The gradient of a function ##f:\mathbb R^n\to\mathbb R## is the function ##\nabla f:\mathbb R^n\to\mathbb R^n## defined by
$$\nabla f(x)=(f_{,1}(x),\dots,f_{,n}(x)),$$ for all ##x\in\mathbb R^n##. For each ##i\in\{1,\dots,n\}##, ##f_{,i}## denotes the ith partial derivative of f. In differential geometry, partial derivatives are defined using both a coordinate system and the conventional type of partial derivatives. For example, if ##x:U\to\mathbb R^n## is a coordinate system on ##U\subseteq\mathbb R^n##, and ##p\in U##, then for all ##i\in\{1,\dots,n\}##, we have
$$\frac{\partial}{\partial x^i}\bigg|_p f= (f\circ x^{-1})_{,i}(x(p)).$$ This statement defines the notation on the left.
The conventional partial derivatives in a gradient can be interpreted as partial derivatives in the sense of differential geometry, if we use the fact that the identity map ##I##, defined by ##I(x)=x## for all ##x\in\mathbb R^n##, is a coordinate system. We have
$$\frac{\partial}{\partial I^i}\bigg|_p f = (f\circ I^{-1})_{,i}(I(p)) = f_{,i}(p).$$ To see how partial derivatives in the sense of differential geometry transform under a change of coordinates ##x\to y##, we need to use the chain rule:
\begin{align}
\frac{\partial}{\partial y^i}\bigg|_p f &=(f\circ y^{-1})_{,i}(y(p)) = (f\circ x^{-1}\circ x\circ y^{-1})_{,i}(y(p))= (f\circ x^{-1})_{,j} \big((x\circ y^{-1})(y(p))\big)\, (x\circ y^{-1})^j{}_{,i}(y(p))\\
& = (x\circ y^{-1})^j{}_{,i}(y(p)) \frac{\partial}{\partial x^j}\bigg|_p f.

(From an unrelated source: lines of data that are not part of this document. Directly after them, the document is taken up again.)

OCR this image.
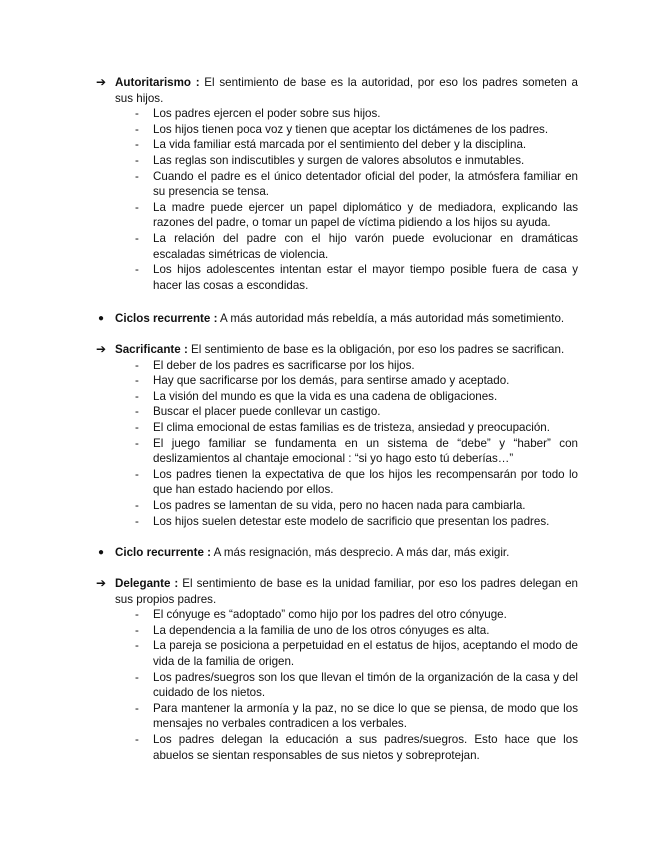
➔ Autoritarismo : El sentimiento de base es la autoridad, por eso los padres someten a sus hijos.
- Los padres ejercen el poder sobre sus hijos.
- Los hijos tienen poca voz y tienen que aceptar los dictámenes de los padres.
- La vida familiar está marcada por el sentimiento del deber y la disciplina.
- Las reglas son indiscutibles y surgen de valores absolutos e inmutables.
- Cuando el padre es el único detentador oficial del poder, la atmósfera familiar en su presencia se tensa.
- La madre puede ejercer un papel diplomático y de mediadora, explicando las razones del padre, o tomar un papel de víctima pidiendo a los hijos su ayuda.
- La relación del padre con el hijo varón puede evolucionar en dramáticas escaladas simétricas de violencia.
- Los hijos adolescentes intentan estar el mayor tiempo posible fuera de casa y hacer las cosas a escondidas.
● Ciclos recurrente : A más autoridad más rebeldía, a más autoridad más sometimiento.
➔ Sacrificante : El sentimiento de base es la obligación, por eso los padres se sacrifican.
- El deber de los padres es sacrificarse por los hijos.
- Hay que sacrificarse por los demás, para sentirse amado y aceptado.
- La visión del mundo es que la vida es una cadena de obligaciones.
- Buscar el placer puede conllevar un castigo.
- El clima emocional de estas familias es de tristeza, ansiedad y preocupación.
- El juego familiar se fundamenta en un sistema de “debe” y “haber” con deslizamientos al chantaje emocional : “si yo hago esto tú deberías…”
- Los padres tienen la expectativa de que los hijos les recompensarán por todo lo que han estado haciendo por ellos.
- Los padres se lamentan de su vida, pero no hacen nada para cambiarla.
- Los hijos suelen detestar este modelo de sacrificio que presentan los padres.
● Ciclo recurrente : A más resignación, más desprecio. A más dar, más exigir.
➔ Delegante : El sentimiento de base es la unidad familiar, por eso los padres delegan en sus propios padres.
- El cónyuge es “adoptado” como hijo por los padres del otro cónyuge.
- La dependencia a la familia de uno de los otros cónyuges es alta.
- La pareja se posiciona a perpetuidad en el estatus de hijos, aceptando el modo de vida de la familia de origen.
- Los padres/suegros son los que llevan el timón de la organización de la casa y del cuidado de los nietos.
- Para mantener la armonía y la paz, no se dice lo que se piensa, de modo que los mensajes no verbales contradicen a los verbales.
- Los padres delegan la educación a sus padres/suegros. Esto hace que los abuelos se sientan responsables de sus nietos y sobreprotejan.
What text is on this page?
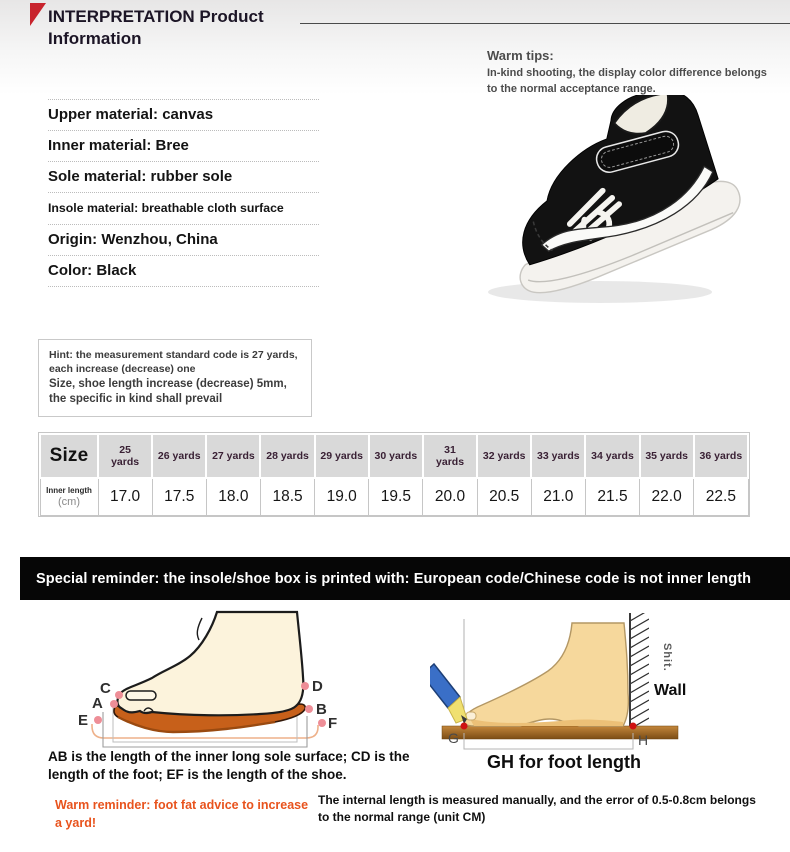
INTERPRETATION Product Information
Warm tips:
In-kind shooting, the display color difference belongs to the normal acceptance range.
Upper material: canvas
Inner material: Bree
Sole material: rubber sole
Insole material: breathable cloth surface
Origin: Wenzhou, China
Color: Black
Hint: the measurement standard code is 27 yards, each increase (decrease) one
Size, shoe length increase (decrease) 5mm, the specific in kind shall prevail
Size	25 yards	26 yards	27 yards	28 yards	29 yards	30 yards	31 yards	32 yards	33 yards	34 yards	35 yards	36 yards

Inner length
(cm)	17.0	17.5	18.0	18.5	19.0	19.5	20.0	20.5	21.0	21.5	22.0	22.5
Special reminder: the insole/shoe box is printed with: European code/Chinese code is not inner length
C
A
E
D
B
F
G	H
Shit.
Wall
AB is the length of the inner long sole surface; CD is the length of the foot; EF is the length of the shoe.
GH for foot length
Warm reminder: foot fat advice to increase a yard!
The internal length is measured manually, and the error of 0.5-0.8cm belongs to the normal range (unit CM)
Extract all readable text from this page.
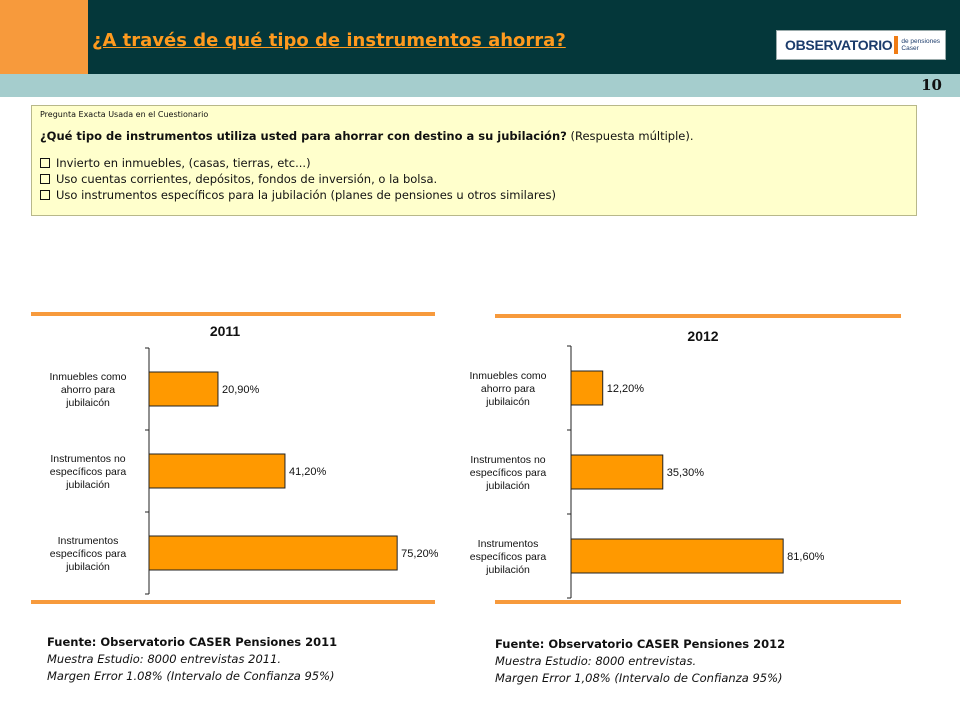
¿A través de qué tipo de instrumentos ahorra?	OBSERVATORIO de pensiones
Caser
10
Pregunta Exacta Usada en el Cuestionario
¿Qué tipo de instrumentos utiliza usted para ahorrar con destino a su jubilación? (Respuesta múltiple).
Invierto en inmuebles, (casas, tierras, etc...)
Uso cuentas corrientes, depósitos, fondos de inversión, o la bolsa.
Uso instrumentos específicos para la jubilación (planes de pensiones u otros similares)
2011
20,90%
Inmuebles como ahorro para jubilaicón
41,20%
Instrumentos no específicos para jubilación
75,20%
Instrumentos específicos para jubilación
2012
12,20%
Inmuebles como ahorro para jubilaicón
35,30%
Instrumentos no específicos para jubilación
81,60%
Instrumentos específicos para jubilación
Fuente: Observatorio CASER Pensiones 2011
Muestra Estudio: 8000 entrevistas 2011.
Margen Error 1.08% (Intervalo de Confianza 95%)
Fuente: Observatorio CASER Pensiones 2012
Muestra Estudio: 8000 entrevistas.
Margen Error 1,08% (Intervalo de Confianza 95%)
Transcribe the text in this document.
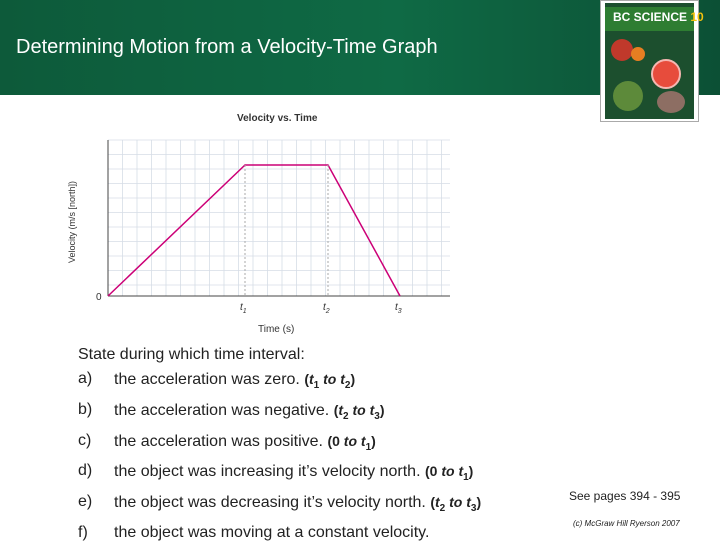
Determining Motion from a Velocity-Time Graph
BC SCIENCE 10
Velocity vs. Time
Velocity (m/s [north])
0
Time (s)
$t_1$	$t_2$	$t_3$
State during which time interval:
a)	the acceleration was zero. ($t_1$ to $t_2$)
b)	the acceleration was negative. ($t_2$ to $t_3$)
c)	the acceleration was positive. (0 to $t_1$)
d)	the object was increasing it’s velocity north. (0 to $t_1$)
e)	the object was decreasing it’s velocity north. ($t_2$ to $t_3$)
f)	the object was moving at a constant velocity.
See pages 394 - 395
(c) McGraw Hill Ryerson 2007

\end{align} Is the transformation
$$\frac{\partial}{\partial x^i}\bigg|_p \to \frac{\partial}{\partial y^i}\bigg|_p =(x\circ y^{-1})^j{}_{,i}(y(p)) \frac{\partial}{\partial x^j}\bigg|_p$$ covariant or contravariant? Well, "covariant" means that the components transform the same way as the basis vectors, but the partial derivative functionals ##\frac{\partial}{\partial x^i}\big|_p## are the basis vectors (of the tangent space at p) associated with the coordinate system x. So the transformation is by definition covariant.

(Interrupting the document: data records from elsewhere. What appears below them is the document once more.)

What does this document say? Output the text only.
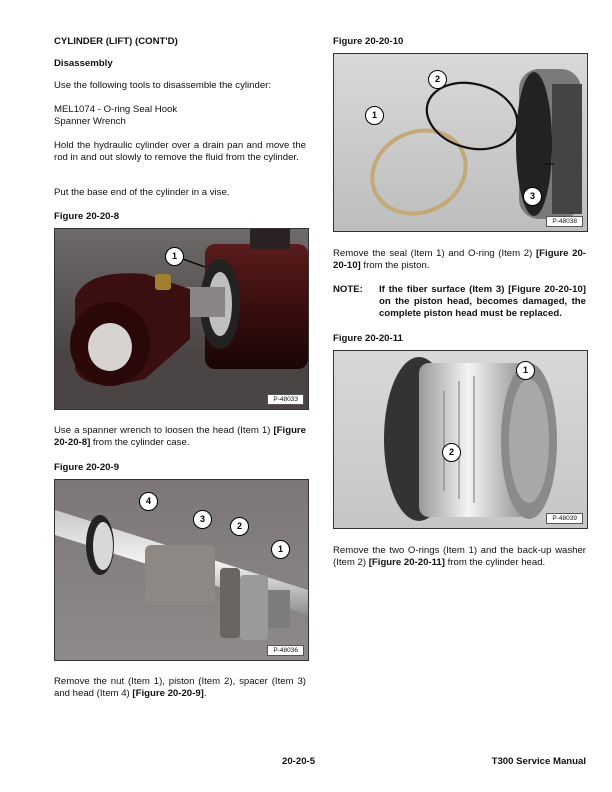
CYLINDER (LIFT) (CONT'D)
Disassembly
Use the following tools to disassemble the cylinder:
MEL1074 - O-ring Seal Hook
Spanner Wrench
Hold the hydraulic cylinder over a drain pan and move the rod in and out slowly to remove the fluid from the cylinder.
Put the base end of the cylinder in a vise.
Figure 20-20-8
1
P-48033
Use a spanner wrench to loosen the head (Item 1) [Figure 20-20-8] from the cylinder case.
Figure 20-20-9
4
3
2
1
P-48036
Remove the nut (Item 1), piston (Item 2), spacer (Item 3) and head (Item 4) [Figure 20-20-9].
Figure 20-20-10
2
1
3
P-48038
Remove the seal (Item 1) and O-ring (Item 2) [Figure 20-20-10] from the piston.
NOTE: If the fiber surface (Item 3) [Figure 20-20-10] on the piston head, becomes damaged, the complete piston head must be replaced.
Figure 20-20-11
1
2
P-48039
Remove the two O-rings (Item 1) and the back-up washer (Item 2) [Figure 20-20-11] from the cylinder head.
20-20-5	T300 Service Manual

I guess this changes the question to why the coordinate n-tuple ##(x^1(p),\cdots,x^n(p))## that a coordinate system x associates with a point ##p\in\mathbb R^n## transforms contravariantly. They don't always. Under the coordinate change ##x\to y##, ##x(p)## changes to
$$y(p)=(y\circ x^{-1}\circ x)(p)= (y\circ x^{-1})(x(p)).$$ To proceed from here, an assumption is necessary. We assume that ##y\circ x^{-1}## is a linear bijection from ##\mathbb R^n## to ##\mathbb R^n## (for example a rotation or a Lorentz transformation). The ##i##th component of the matrix equation corresponding to the above (see https://www.physicsforums.com/showthread.php?t=694922 if you don't understand that concept) is
$$(y(p))^i = (y\circ x^{-1})^i{}_j (x(p))^j.$$ Let T be an arbitrary linear bijection from ##\mathbb R^n## to ##\mathbb R^n##. For all ##x\in\mathbb R^n## (apologies for using the symbol x for a second purpose), we have
\begin{align}
&T^i(x)=T^i{}_j x^j\\
&T^i_{,k}(x)=T^i{}_j \delta^j_k =T^i{}_k.
\end{align} This implies that ##(y\circ x^{-1})^i{}_{,j}(x(p)) =(y\circ x^{-1})^i{}_j##. So we have
$$y^i(p)=(y(p))^i =(y\circ x^{-1})^i{}_j (x(p))^j = (y\circ x^{-1})^i{}_{,j}(x(p))\, x^j(p).$$ As you can see, the numbers ##(y\circ x^{-1})^i{}_{,j}(x(p))## that appear in this transformation equation are not the same as the numbers ##(x\circ y^{-1})^j{}_{,i}(y(p))## that appear in the transformation equation for the components of the gradient. However, we have
\begin{align}
\delta^j_k &=I^j{}_{,k}(x(p))= (x\circ y^{-1}\circ y\circ x^{-1})^j{}_{,k}(x(p)) =(x\circ y^{-1})^j{}_{,i}(y(p)) (y\circ x^{-1})^i{}_{,k}(x(p)).
\end{align} This is how we see that coordinate n-tuples transform contravariantly, i.e. using the inverse of the matrix that's used to transform the basis vectors.